A franquia Rocky Balboa fez seu nome e sua fama com a saga do lutador underdog, uma expressão sem muito equivalente em português que quer dizer aquele que veio de baixo e em quem ninguém acredita muito. Seria quase o vira-lata. Então, como torcer para um menino que, apesar do início da vida em internatos, vem a morar em uma mansão com a esposa de Apolo Creed, de quem ele é filho fora do casamento? De alguma forma, funciona, com uma releitura do conceito original, o que é fundamental para entender o sucesso de Creed I e agora II.
Se em Creed, Adonis é aquele lutador que surge do nada, agora ele é concorrente ao título de peso pesado, contra um velho conhecido. É a estrada para o sucesso, que já foi vista antes nos filmes do boxeador vivido por Stallone, que continua na posição secundária de treinador, agora avô, e que tem o personagem tratado com respeito, carinho e adoração. Tessa Thompson ganha mais destaque como companheira de Adonis Creed, que tem todas as luzes e o palco para ela, tanto que, em determinado, momento Stalone diz que agora é o seu momento, uma emocionante cena muito bem produzida, naquela que deve ser a despedida do icônico personagem. Isso tudo até que surja um velho conhecido dos fãs, Ivan Drago, que traz seu filho para um novo Creed versus Drago, com toda a carga dramática que isso acarreta.
O diretor Steven Caple soube acomodar dois conceitos difíceis: como lidar com um legado enorme e ainda assim fazer história? Não por acaso o mesmo desafio de Adonis Creed, vivido com garra e coração pelo jovem, cada vez menos promessa e cada dia mais realidade, Michael B. Jordan, que desponta como um novo Denzel Washington, e enche a tela com sua intensidade, apoiado por uma trilha poderosa e atual, que no momento entrega exatamente aquilo que todos esperam.
Para o público, a jornada não é fácil. Ver o jovem Adonis sofrer, seja no ringue ou fora dele, é dolorido. A conexão é grande, e a sombra lançada pela trágica morte do pai se estende por todo o filme. Afinal, não é um filme sobre boxe, é um filme sobre a luta interna de cada um, sobre motivação, fibra, perdas e ganhos, muitas vezes simultâneos: para ganhar é necessário perder algo. Ao desconstruir heróis e vilões e se aprofundar em suas escolhas, suas dores e suas buscas, o filme consegue ir além e entregar algo a mais que a franquia Rocky, sendo um misto entre releitura dos melhores momentos e novidade, tudo na dose certa.
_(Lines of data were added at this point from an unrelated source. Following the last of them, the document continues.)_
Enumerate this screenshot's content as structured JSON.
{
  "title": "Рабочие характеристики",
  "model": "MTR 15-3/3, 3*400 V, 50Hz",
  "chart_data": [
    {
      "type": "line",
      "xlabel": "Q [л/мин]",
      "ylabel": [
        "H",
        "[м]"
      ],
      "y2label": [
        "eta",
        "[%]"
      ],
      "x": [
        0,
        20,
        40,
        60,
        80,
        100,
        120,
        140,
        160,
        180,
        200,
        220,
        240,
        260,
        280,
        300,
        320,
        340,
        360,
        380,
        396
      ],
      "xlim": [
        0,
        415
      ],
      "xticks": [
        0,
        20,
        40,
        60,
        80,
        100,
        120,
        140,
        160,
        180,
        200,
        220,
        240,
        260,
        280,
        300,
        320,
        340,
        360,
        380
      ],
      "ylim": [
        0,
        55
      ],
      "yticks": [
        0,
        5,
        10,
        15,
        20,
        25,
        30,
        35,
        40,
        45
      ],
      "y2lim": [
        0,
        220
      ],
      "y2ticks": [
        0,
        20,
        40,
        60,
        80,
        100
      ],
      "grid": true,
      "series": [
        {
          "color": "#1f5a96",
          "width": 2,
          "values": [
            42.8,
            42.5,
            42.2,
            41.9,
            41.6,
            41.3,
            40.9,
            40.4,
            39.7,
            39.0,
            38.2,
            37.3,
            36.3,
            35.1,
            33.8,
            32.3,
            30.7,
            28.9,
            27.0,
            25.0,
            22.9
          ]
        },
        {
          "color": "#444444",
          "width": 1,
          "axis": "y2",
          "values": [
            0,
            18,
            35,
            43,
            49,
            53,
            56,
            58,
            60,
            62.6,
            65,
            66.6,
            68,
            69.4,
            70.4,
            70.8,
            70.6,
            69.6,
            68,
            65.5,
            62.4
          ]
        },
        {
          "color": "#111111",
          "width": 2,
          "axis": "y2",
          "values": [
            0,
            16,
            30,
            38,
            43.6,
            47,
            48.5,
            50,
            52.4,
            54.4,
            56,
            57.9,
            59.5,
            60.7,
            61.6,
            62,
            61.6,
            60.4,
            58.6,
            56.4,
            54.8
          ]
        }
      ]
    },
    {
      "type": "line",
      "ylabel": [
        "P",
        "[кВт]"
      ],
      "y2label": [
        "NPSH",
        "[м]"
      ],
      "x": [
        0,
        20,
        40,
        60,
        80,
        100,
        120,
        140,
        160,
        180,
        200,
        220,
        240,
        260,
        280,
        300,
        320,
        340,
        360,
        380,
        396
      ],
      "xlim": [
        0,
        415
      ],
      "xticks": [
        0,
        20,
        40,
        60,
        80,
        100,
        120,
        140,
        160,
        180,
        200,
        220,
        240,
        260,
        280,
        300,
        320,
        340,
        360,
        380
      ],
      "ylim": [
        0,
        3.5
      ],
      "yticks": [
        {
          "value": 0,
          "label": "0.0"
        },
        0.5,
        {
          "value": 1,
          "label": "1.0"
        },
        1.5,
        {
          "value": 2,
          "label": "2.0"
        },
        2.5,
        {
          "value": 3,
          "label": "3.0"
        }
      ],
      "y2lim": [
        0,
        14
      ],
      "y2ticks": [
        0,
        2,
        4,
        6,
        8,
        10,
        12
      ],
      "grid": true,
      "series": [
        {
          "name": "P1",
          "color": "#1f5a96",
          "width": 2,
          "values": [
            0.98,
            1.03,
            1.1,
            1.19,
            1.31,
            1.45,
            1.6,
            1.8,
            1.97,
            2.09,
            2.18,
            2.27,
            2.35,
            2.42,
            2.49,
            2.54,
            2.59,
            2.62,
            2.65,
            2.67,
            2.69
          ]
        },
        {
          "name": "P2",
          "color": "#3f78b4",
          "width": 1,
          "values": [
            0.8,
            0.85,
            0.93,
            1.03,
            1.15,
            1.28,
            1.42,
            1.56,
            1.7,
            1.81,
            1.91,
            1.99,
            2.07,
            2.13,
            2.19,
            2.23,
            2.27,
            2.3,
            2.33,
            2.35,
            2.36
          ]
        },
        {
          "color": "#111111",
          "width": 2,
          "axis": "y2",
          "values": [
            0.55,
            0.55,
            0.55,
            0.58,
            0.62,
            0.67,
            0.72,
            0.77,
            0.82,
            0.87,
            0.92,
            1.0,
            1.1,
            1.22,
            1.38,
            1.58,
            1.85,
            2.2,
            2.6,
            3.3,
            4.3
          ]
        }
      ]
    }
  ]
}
Valendo cada minuto de tela, Creed II passeia com segurança pela franquia Rocky, sabendo quando acelerar ao ritmo moderno e quando dar um tempo como a sequencia original sabia fazer, fazendo um jogo de quadril e desviando de quem acha que está indo assistir a um remake de Rocky 4, flertando com Rocky 3 e conseguindo tocar até mesmo o esquecível Rocky 5, com uma poderosa mensagem sobre família e sobre o que tem valor na vida, como um potente gancho de direita que poderia ter sido desferido por Apollo, por Rocky ou mesmo pela dinastia Drago, mas que é dado pelo novo campeão da franquia, Adoooooooooooooonis Creed, para adoração da audiência, que não consegue assistir passivamente e se entrega em um final imprevisivelmente emocionante, com socos, gritos e aplausos. Longa vida a Creed.